Your mind is like a pocket calculator. The operator can use it for useful purposes, to get along in life, to figure out, to make sense of, and to plan. But once the operator is through with it, the operator puts it back in his pocket.

Because of over-reliance, over-use and conditioned tendencies, our mind calculators have become buggy, compulsive and dysfunctional.

80/20

Lately, I’ve been practicing the 80/20 rule. 80% non-thinking, or just being, and 20% thinking. I still use my mind, but only 20% of the day. The rest of my day, I’m in flow state – or dancing in the moment – the path of least resistance.

In this ‘just being’ modality, I find that life lives me, rather than me living life. In this no-mind or Big Mind (fullness and emptiness) state, living becomes effortless and easy. I am more productive and efficient. Spontaneity becomes my rule of law. A new intelligence arises, not of the mind, but of my inner being – or heart.

Freedom to Be

I hold no position or opinion – what I think is irrelevant. This brings a great freedom and spaciousness. This freedom is a state of complete uncertainty and not knowing. When certainty is sought for, one actually distances oneself from this freedom.

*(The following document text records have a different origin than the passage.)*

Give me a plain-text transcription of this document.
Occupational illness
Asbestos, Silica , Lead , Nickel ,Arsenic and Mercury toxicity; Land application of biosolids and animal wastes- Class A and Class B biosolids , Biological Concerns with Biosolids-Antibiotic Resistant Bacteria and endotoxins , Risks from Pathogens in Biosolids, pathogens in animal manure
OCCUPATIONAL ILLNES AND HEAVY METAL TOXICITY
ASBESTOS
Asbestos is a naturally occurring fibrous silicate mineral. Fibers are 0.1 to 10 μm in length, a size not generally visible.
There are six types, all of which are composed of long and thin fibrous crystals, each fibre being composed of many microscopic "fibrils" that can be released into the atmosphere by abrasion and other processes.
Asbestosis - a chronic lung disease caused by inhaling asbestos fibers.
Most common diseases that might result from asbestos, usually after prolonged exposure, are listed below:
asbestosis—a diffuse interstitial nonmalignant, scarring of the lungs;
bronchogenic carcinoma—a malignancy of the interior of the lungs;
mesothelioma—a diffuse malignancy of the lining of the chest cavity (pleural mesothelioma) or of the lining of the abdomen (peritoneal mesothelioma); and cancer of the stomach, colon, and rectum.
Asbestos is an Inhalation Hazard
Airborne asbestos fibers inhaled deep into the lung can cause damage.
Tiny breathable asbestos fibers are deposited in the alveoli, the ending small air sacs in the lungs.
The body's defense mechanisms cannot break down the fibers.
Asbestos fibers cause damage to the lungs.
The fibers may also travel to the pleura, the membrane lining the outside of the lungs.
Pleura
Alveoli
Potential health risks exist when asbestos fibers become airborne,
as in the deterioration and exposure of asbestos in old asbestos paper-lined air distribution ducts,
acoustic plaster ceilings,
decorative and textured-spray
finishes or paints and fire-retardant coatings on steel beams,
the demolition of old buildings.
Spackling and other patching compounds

Dropping the interpreting mind is the greatest freedom I’ve ever felt.

Being in present moment awareness, automatically turns the mind in the direction of stillness. The real benefit of being in the now, more often, allows us to be more aware of who we are really. This Divinity Aspect is what everybody is so afraid of seeing.

Risk It

Gerontologists report that after interviewing seniors in their 80’s and 90’s, when asked, “If you had to live your life over, would you do anything differently?” A majority of them said that they would have taken more risks.

Lately, I’ve been asking myself what kind of risks I’d like to take. I’ve always been one to follow my passions, and I’ve taken many risks, but I feel like I’m just beginning.

Opening more and more is the risk I want to take. Evolving and becoming something new by trusting the intelligence of the heart is the risk I want to take. Creating and adding value to others is the risk I want to take. Learning to love is a risk I want to take.

I want my life to be fun, free-flowing, spontaneous, simple, effortless, in the moment, lighthearted and with less mind. I’m ready to risk it – are you?